Second War of Independence
The War of 1812 is really America’s “Second War of Independence.” Fought against England, its goal was for Americans to be recognized as citizens of America, not England. Fighting on battlefields from Canada to New Orleans, from the Chesapeake Bay to the Illinois Territory, many American soldiers and sailors lost their lives, but in the end, America held its own against the much mightier British forces.
In the Treaty of Ghent, signed on Dec. 24, 1814 and proclaimed on Feb. 18, 1815, Great Britain and the United States agreed upon terms that left things basically unchanged from the pre-war status. But in an important sense, the U.S. had won since Great Britain recognized the new nation as an independent, fully sovereign state.
Remember the Raisin
As a veteran of the American Revolution and a former member of the U.S. Senate, John Brown of Liberty Hall was undoubtedly concerned about the state of affairs between England and the U.S. prior to the outbreak of war. While we have no letters written by him during the 1812-1815 period, I believe that John Brown supported the American cause whole-heartedly – he had fought, both on the battlefield and in the legislature, for the freedom of the colonies – and he did not want to see the new nation lose its sovereignty.
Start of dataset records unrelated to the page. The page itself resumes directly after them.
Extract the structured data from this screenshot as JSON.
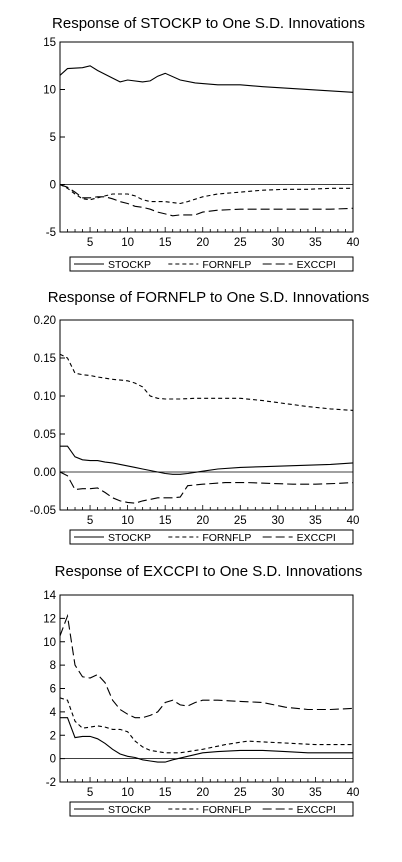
{
  "chart_data": [
    {
      "type": "line",
      "title": "Response of STOCKP to One S.D. Innovations",
      "xlabel": "",
      "ylabel": "",
      "xlim": [
        1,
        40
      ],
      "ylim": [
        -5,
        15
      ],
      "xticks": [
        5,
        10,
        15,
        20,
        25,
        30,
        35,
        40
      ],
      "yticks": [
        15,
        10,
        5,
        0,
        -5
      ],
      "ytick_labels": [
        "15",
        "10",
        "5",
        "0",
        "-5"
      ],
      "legend": "bottom",
      "series": [
        {
          "name": "STOCKP",
          "dash": "solid",
          "x": [
            1,
            2,
            4,
            5,
            6,
            8,
            9,
            10,
            12,
            13,
            14,
            15,
            17,
            19,
            22,
            25,
            28,
            32,
            36,
            40
          ],
          "y": [
            11.5,
            12.2,
            12.3,
            12.5,
            12.0,
            11.2,
            10.8,
            11.0,
            10.8,
            10.9,
            11.4,
            11.7,
            11.0,
            10.7,
            10.5,
            10.5,
            10.3,
            10.1,
            9.9,
            9.7
          ]
        },
        {
          "name": "FORNFLP",
          "dash": "short",
          "x": [
            1,
            2,
            3,
            4,
            5,
            6,
            7,
            8,
            9,
            10,
            11,
            12,
            13,
            14,
            15,
            16,
            17,
            18,
            20,
            22,
            25,
            28,
            31,
            34,
            37,
            40
          ],
          "y": [
            0.0,
            -0.4,
            -1.0,
            -1.5,
            -1.6,
            -1.4,
            -1.2,
            -1.0,
            -1.0,
            -1.0,
            -1.2,
            -1.6,
            -1.8,
            -1.8,
            -1.8,
            -1.9,
            -2.0,
            -1.8,
            -1.3,
            -1.0,
            -0.8,
            -0.6,
            -0.5,
            -0.5,
            -0.4,
            -0.4
          ]
        },
        {
          "name": "EXCCPI",
          "dash": "long",
          "x": [
            1,
            2,
            3,
            4,
            5,
            6,
            7,
            8,
            9,
            10,
            11,
            12,
            13,
            14,
            15,
            16,
            17,
            18,
            19,
            20,
            22,
            25,
            28,
            31,
            34,
            37,
            40
          ],
          "y": [
            0.0,
            -0.3,
            -0.8,
            -1.4,
            -1.4,
            -1.3,
            -1.3,
            -1.5,
            -1.8,
            -2.0,
            -2.3,
            -2.4,
            -2.6,
            -2.9,
            -3.1,
            -3.3,
            -3.2,
            -3.2,
            -3.2,
            -2.9,
            -2.7,
            -2.6,
            -2.6,
            -2.6,
            -2.6,
            -2.6,
            -2.5
          ]
        }
      ]
    },
    {
      "type": "line",
      "title": "Response of FORNFLP to One S.D. Innovations",
      "xlabel": "",
      "ylabel": "",
      "xlim": [
        1,
        40
      ],
      "ylim": [
        -0.05,
        0.2
      ],
      "xticks": [
        5,
        10,
        15,
        20,
        25,
        30,
        35,
        40
      ],
      "yticks": [
        0.2,
        0.15,
        0.1,
        0.05,
        0.0,
        -0.05
      ],
      "ytick_labels": [
        "0.20",
        "0.15",
        "0.10",
        "0.05",
        "0.00",
        "-0.05"
      ],
      "legend": "bottom",
      "series": [
        {
          "name": "STOCKP",
          "dash": "solid",
          "x": [
            1,
            2,
            3,
            4,
            5,
            6,
            7,
            8,
            9,
            10,
            11,
            12,
            13,
            14,
            15,
            16,
            17,
            18,
            20,
            22,
            25,
            28,
            31,
            34,
            37,
            40
          ],
          "y": [
            0.034,
            0.034,
            0.02,
            0.016,
            0.015,
            0.015,
            0.013,
            0.012,
            0.01,
            0.008,
            0.006,
            0.004,
            0.002,
            0.0,
            -0.002,
            -0.003,
            -0.003,
            -0.002,
            0.001,
            0.004,
            0.006,
            0.007,
            0.008,
            0.009,
            0.01,
            0.012
          ]
        },
        {
          "name": "FORNFLP",
          "dash": "short",
          "x": [
            1,
            2,
            3,
            4,
            5,
            6,
            8,
            10,
            11,
            12,
            13,
            14,
            15,
            17,
            19,
            22,
            25,
            28,
            31,
            34,
            37,
            40
          ],
          "y": [
            0.155,
            0.15,
            0.13,
            0.128,
            0.127,
            0.125,
            0.122,
            0.12,
            0.117,
            0.112,
            0.1,
            0.097,
            0.096,
            0.096,
            0.097,
            0.097,
            0.097,
            0.094,
            0.09,
            0.086,
            0.083,
            0.081
          ]
        },
        {
          "name": "EXCCPI",
          "dash": "long",
          "x": [
            1,
            2,
            3,
            4,
            5,
            6,
            7,
            8,
            9,
            10,
            11,
            12,
            13,
            14,
            15,
            16,
            17,
            18,
            20,
            23,
            26,
            29,
            32,
            35,
            38,
            40
          ],
          "y": [
            0.0,
            -0.005,
            -0.023,
            -0.022,
            -0.022,
            -0.021,
            -0.027,
            -0.034,
            -0.038,
            -0.04,
            -0.041,
            -0.038,
            -0.036,
            -0.034,
            -0.034,
            -0.034,
            -0.033,
            -0.018,
            -0.016,
            -0.014,
            -0.014,
            -0.015,
            -0.016,
            -0.016,
            -0.015,
            -0.014
          ]
        }
      ]
    },
    {
      "type": "line",
      "title": "Response of EXCCPI to One S.D. Innovations",
      "xlabel": "",
      "ylabel": "",
      "xlim": [
        1,
        40
      ],
      "ylim": [
        -2,
        14
      ],
      "xticks": [
        5,
        10,
        15,
        20,
        25,
        30,
        35,
        40
      ],
      "yticks": [
        14,
        12,
        10,
        8,
        6,
        4,
        2,
        0,
        -2
      ],
      "ytick_labels": [
        "14",
        "12",
        "10",
        "8",
        "6",
        "4",
        "2",
        "0",
        "-2"
      ],
      "legend": "bottom",
      "series": [
        {
          "name": "STOCKP",
          "dash": "solid",
          "x": [
            1,
            2,
            3,
            4,
            5,
            6,
            7,
            8,
            9,
            10,
            11,
            12,
            13,
            14,
            15,
            16,
            18,
            20,
            22,
            25,
            28,
            31,
            34,
            37,
            40
          ],
          "y": [
            3.5,
            3.5,
            1.8,
            1.9,
            1.9,
            1.7,
            1.3,
            0.8,
            0.4,
            0.2,
            0.1,
            -0.1,
            -0.2,
            -0.3,
            -0.3,
            -0.1,
            0.2,
            0.5,
            0.6,
            0.7,
            0.7,
            0.6,
            0.5,
            0.5,
            0.5
          ]
        },
        {
          "name": "FORNFLP",
          "dash": "short",
          "x": [
            1,
            2,
            3,
            4,
            5,
            6,
            7,
            8,
            9,
            10,
            11,
            12,
            13,
            14,
            15,
            17,
            20,
            23,
            26,
            29,
            32,
            35,
            38,
            40
          ],
          "y": [
            5.2,
            5.0,
            3.2,
            2.6,
            2.7,
            2.8,
            2.7,
            2.5,
            2.5,
            2.3,
            1.5,
            1.0,
            0.7,
            0.6,
            0.5,
            0.5,
            0.8,
            1.2,
            1.5,
            1.4,
            1.3,
            1.2,
            1.2,
            1.2
          ]
        },
        {
          "name": "EXCCPI",
          "dash": "long",
          "x": [
            1,
            2,
            3,
            4,
            5,
            6,
            7,
            8,
            9,
            10,
            11,
            12,
            13,
            14,
            15,
            16,
            17,
            18,
            19,
            20,
            22,
            25,
            28,
            31,
            34,
            37,
            40
          ],
          "y": [
            10.5,
            12.2,
            8.0,
            7.0,
            6.9,
            7.2,
            6.5,
            5.0,
            4.2,
            3.8,
            3.5,
            3.5,
            3.7,
            4.0,
            4.8,
            5.0,
            4.6,
            4.5,
            4.8,
            5.0,
            5.0,
            4.9,
            4.8,
            4.4,
            4.2,
            4.2,
            4.3
          ]
        }
      ]
    }
  ]
}
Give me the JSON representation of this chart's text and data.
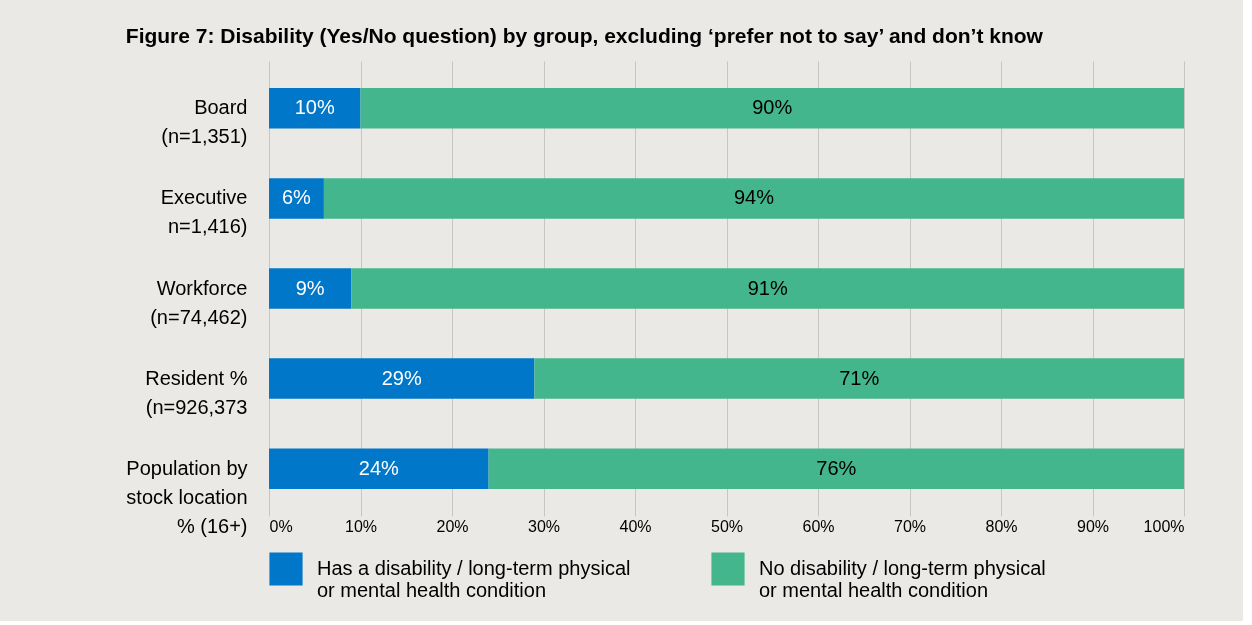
{
  "chart_data": {
    "type": "bar",
    "orientation": "horizontal",
    "stacked": true,
    "title": "Figure 7: Disability (Yes/No question) by group, excluding ‘prefer not to say’ and don’t know",
    "categories": [
      "Board\n(n=1,351)",
      "Executive\nn=1,416)",
      "Workforce\n(n=74,462)",
      "Resident %\n(n=926,373",
      "Population by\nstock location\n% (16+)"
    ],
    "series": [
      {
        "name": "Has a disability / long-term physical\nor mental health condition",
        "color": "#0077c8",
        "values": [
          10,
          6,
          9,
          29,
          24
        ],
        "value_labels": [
          "10%",
          "6%",
          "9%",
          "29%",
          "24%"
        ]
      },
      {
        "name": "No disability / long-term physical\nor mental health condition",
        "color": "#44b68e",
        "values": [
          90,
          94,
          91,
          71,
          76
        ],
        "value_labels": [
          "90%",
          "94%",
          "91%",
          "71%",
          "76%"
        ]
      }
    ],
    "xlim": [
      0,
      100
    ],
    "xticks": [
      {
        "value": 0,
        "label": "0%"
      },
      {
        "value": 10,
        "label": "10%"
      },
      {
        "value": 20,
        "label": "20%"
      },
      {
        "value": 30,
        "label": "30%"
      },
      {
        "value": 40,
        "label": "40%"
      },
      {
        "value": 50,
        "label": "50%"
      },
      {
        "value": 60,
        "label": "60%"
      },
      {
        "value": 70,
        "label": "70%"
      },
      {
        "value": 80,
        "label": "80%"
      },
      {
        "value": 90,
        "label": "90%"
      },
      {
        "value": 100,
        "label": "100%"
      }
    ],
    "grid": "x",
    "legend": "bottom"
  }
}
We know that the war, specifically the Battle of River Raisin, affected Margaretta Brown so much that she took to pen and paper to document her feelings. She wrote a poem about the great tragedy.
The battle, which was really a series of battles followed by a massacre, occurred in January 1813. A division of Kentucky infantry and militia were stationed at Frenchtown, Mich., on the Raisin River, after driving back opposing forces. On Jan. 22, the British and their Native American allies launched an attack on the Americans. In that battle, 397 Americans died.
Knowing that they were surrounded, the Americans surrendered with British assurances of safety of the prisoners. The next day, however, Britain’s Native American allies massacred dozens of the prisoners. The campaign at Frenchtown had the highest number of Americans killed in a single battle during the War of 1812, and most of the dead were Kentuckians. In fact, Kentucky would suffer the greatest troop losses of any state during the war.
Commitment to remember a forgotten war
Throughout 2012, Liberty Hall Historic Site will commemorate the war through events, educational programs, newspaper articles, and displays. This year’s first event, February Teas at the Orlando Brown House, will have a War of 1812 theme. Tables will be decked out with red, white, and blue; an interpreter portraying Margaretta Mason Brown will host the party; and guests will learn a little more about life in Frankfort during the War of 1812.